SVRs are commonly formulated as quadratic optimization problems as follows:
$$
\text{minimize }
\frac{1}{2} \norm{\vec{w}}^2 + C \sum_{i=1}^m (\xi_i + \xi_i^*)
\quad \text{subject to }
\begin{cases}
y_i - \langle \vec{w}, \vec{x}_i \rangle - b \leq \epsilon + \xi_i
\text{,} \\
\langle \vec{w}, \vec{x}_i \rangle + b - y_i \leq \epsilon + \xi_i^*
\end{cases}
$$
$\vec{w}$ are the fitted weights in the row space of $\mat{X}$, $b$ is a bias
term in the column space of $\mat{X}$, and $\langle\cdot,\cdot\rangle$
denotes the dot product.
By minimizing the norm of $\vec{w}$, the fitted function is flat and not prone
to overfitting strongly.
To allow individual samples outside the otherwise hard $\epsilon$ bounds,
non-negative slack variables $\xi_i$ and $\xi_i^*$ are included.

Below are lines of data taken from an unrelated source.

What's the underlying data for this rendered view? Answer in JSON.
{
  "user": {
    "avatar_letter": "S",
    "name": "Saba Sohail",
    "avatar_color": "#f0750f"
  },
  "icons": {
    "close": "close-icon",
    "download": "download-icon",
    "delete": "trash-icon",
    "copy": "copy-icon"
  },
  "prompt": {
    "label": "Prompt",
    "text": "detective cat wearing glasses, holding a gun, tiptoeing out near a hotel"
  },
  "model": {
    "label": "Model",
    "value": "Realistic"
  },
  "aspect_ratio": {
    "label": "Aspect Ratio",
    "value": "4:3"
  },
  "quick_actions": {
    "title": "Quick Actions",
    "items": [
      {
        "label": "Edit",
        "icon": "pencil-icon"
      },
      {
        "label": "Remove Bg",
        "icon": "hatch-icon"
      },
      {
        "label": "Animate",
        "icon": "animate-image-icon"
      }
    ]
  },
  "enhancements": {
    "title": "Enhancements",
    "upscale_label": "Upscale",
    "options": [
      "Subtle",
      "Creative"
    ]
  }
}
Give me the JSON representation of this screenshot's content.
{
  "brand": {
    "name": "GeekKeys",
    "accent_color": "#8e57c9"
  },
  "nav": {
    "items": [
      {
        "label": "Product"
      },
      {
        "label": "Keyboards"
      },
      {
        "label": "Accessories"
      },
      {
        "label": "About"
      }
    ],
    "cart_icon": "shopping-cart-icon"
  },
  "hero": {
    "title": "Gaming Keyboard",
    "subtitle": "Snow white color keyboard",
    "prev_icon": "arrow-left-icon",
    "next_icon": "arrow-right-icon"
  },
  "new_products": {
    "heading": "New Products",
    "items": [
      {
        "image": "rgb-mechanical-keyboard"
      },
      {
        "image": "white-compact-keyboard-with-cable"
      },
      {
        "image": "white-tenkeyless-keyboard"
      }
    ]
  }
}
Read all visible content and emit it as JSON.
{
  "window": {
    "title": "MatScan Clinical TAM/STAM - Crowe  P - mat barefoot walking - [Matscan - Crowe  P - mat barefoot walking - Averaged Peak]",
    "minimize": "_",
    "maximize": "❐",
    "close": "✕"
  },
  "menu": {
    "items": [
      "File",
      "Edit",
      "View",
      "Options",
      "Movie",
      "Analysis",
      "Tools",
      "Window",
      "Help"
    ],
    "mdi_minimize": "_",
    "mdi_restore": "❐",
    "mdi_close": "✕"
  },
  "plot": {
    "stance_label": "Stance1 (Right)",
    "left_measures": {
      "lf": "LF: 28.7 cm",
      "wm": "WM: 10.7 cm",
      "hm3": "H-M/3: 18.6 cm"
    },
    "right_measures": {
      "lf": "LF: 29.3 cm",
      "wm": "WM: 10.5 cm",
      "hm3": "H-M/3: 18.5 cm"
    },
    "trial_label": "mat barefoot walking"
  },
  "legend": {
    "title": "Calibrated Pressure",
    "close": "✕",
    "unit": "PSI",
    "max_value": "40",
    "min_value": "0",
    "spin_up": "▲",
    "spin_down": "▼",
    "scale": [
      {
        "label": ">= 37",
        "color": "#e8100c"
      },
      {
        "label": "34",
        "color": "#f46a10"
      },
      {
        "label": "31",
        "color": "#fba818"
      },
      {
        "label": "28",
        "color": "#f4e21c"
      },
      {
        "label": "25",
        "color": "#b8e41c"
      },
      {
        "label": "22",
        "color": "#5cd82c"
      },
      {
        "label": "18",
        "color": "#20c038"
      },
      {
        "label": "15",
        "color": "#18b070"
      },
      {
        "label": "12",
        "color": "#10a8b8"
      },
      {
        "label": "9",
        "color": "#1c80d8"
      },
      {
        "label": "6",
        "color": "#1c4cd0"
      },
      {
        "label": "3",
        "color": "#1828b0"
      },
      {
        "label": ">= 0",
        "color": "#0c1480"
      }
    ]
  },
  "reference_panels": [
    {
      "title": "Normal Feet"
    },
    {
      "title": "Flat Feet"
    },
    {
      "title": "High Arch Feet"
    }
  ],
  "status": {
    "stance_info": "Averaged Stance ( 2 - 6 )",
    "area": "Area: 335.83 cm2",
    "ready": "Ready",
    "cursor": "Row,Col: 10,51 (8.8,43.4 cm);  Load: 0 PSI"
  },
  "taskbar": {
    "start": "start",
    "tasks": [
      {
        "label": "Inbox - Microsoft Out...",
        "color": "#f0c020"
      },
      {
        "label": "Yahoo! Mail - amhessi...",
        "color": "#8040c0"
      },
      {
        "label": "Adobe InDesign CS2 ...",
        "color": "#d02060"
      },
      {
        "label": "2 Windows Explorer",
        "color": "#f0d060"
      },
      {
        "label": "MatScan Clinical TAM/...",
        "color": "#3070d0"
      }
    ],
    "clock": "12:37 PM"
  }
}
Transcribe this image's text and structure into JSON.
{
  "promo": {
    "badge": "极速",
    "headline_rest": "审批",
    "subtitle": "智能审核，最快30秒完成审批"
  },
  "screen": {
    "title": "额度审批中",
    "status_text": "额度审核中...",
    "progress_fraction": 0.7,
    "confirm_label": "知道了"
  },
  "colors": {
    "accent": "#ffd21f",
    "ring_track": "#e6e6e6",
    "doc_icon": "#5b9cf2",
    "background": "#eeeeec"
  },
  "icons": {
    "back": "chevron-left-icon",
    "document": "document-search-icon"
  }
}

A non-negative parameter $C$ regulates how many samples may violate the
$\epsilon$ bounds and by how much.
To model non-linear relationships, one could use a mapping $\Phi(\cdot)$ for
the $\vec{x}_i$ from the row space of $\mat{X}$ to some higher
dimensional space; however, as the optimization problem only depends on
the dot product $\langle\cdot,\cdot\rangle$ and not the actual entries of
$\vec{x}_i$, it suffices to use a kernel function $k$ such that
$k(\vec{x}_i,\vec{x}_j) = \langle\Phi(\vec{x}_i),\Phi(\vec{x}_j)\rangle$.
Such kernels must fulfill certain mathematical properties, and, besides
polynomial kernels, radial basis functions with
$k(\vec{x}_i,\vec{x}_j) = exp(\gamma \norm{\vec{x}_i - \vec{x}_j}^2)$ are
a popular candidate where $\gamma$ is a parameter controlling for how the
distances between any two samples influence the final model.
SVRs work well with sparse data in high dimensional spaces, such as
intermittent demand data, as they minimize the risk of misclassification
or predicting a significantly far off value by maximizing the error
margin, as also noted by \cite{bao2004}.